Age: Middle Grade
Genre: Fiction, Fantasy
In the fifth installment of the Heroes of Olympus series, we find Percy and Annabeth making the deadly journey through Tartarus while their friends fight monsters across the Mediterranean Sea and surrounding lands. Both teams are on their way to the doors of death at the House of Hades. The doors must be closed both above and below ground to slow the flow of monsters into the mortal world. While on their separate journeys, each one of the seven demigods (plus Nico) faces new challenges and must learn to use his or her powers in more advanced ways.

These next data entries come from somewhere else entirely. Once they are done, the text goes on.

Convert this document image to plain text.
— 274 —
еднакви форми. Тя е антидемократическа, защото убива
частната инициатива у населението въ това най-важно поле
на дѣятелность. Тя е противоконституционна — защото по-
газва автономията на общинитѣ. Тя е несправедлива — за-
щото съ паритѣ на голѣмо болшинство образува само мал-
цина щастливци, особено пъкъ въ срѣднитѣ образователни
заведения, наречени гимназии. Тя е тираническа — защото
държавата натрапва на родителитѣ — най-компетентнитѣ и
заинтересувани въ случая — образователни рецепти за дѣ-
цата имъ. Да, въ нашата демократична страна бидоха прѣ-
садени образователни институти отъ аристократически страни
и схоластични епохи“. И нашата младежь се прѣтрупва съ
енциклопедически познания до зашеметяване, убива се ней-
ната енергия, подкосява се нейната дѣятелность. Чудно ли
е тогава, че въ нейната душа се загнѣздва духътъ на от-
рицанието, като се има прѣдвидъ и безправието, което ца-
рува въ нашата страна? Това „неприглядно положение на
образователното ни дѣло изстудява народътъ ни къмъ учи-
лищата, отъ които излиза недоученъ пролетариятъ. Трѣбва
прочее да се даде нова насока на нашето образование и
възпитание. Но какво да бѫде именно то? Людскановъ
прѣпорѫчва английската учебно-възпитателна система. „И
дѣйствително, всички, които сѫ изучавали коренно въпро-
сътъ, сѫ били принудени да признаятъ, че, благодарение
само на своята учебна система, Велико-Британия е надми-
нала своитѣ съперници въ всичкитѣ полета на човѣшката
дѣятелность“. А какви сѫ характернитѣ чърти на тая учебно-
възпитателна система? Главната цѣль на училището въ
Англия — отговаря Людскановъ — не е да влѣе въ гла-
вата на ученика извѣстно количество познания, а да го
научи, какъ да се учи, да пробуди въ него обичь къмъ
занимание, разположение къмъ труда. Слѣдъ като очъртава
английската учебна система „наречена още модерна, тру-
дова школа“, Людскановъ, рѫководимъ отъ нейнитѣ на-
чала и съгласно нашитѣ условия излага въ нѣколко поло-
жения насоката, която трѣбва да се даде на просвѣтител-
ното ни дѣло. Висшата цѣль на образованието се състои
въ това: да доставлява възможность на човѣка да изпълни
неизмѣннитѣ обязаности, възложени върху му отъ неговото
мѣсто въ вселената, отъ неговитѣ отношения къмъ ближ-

Though I enjoy reading this series, each successive book feels more and more overwritten. Part of the problem is the large cast of characters: besides the seven main demigods on the journey (who take turns narrating the book), there are two camps full of people, the gods (in both their Roman and Greek forms – which I will admit I can’t keep straight), and all the various monsters and spirits they encounter. No wonder the books keep getting longer. And do the heroes really need to encounter so many problems along the way? I feel like Riordan is just trying to cram in as much mythology as possible, whether it is necessary to advance the story or not. This bothers me. Also, the heroes seem to use the same tricks to defeat their enemies again and again and it is getting predictable. Such as when someone refuses to help them and they taunt him/her by saying he/she isn’t powerful enough to do what they need until hubris takes over and the God/demon/whatever does exactly what the heroes want. I mean really, is this trick going to work every time they try it? According to the author, it will. So though I read the entire book, I am hoping that the next book is a tighter story with fewer new characters to try to follow.
Riordan, Rick. The House of Hades. Disney Hyperion, 2013.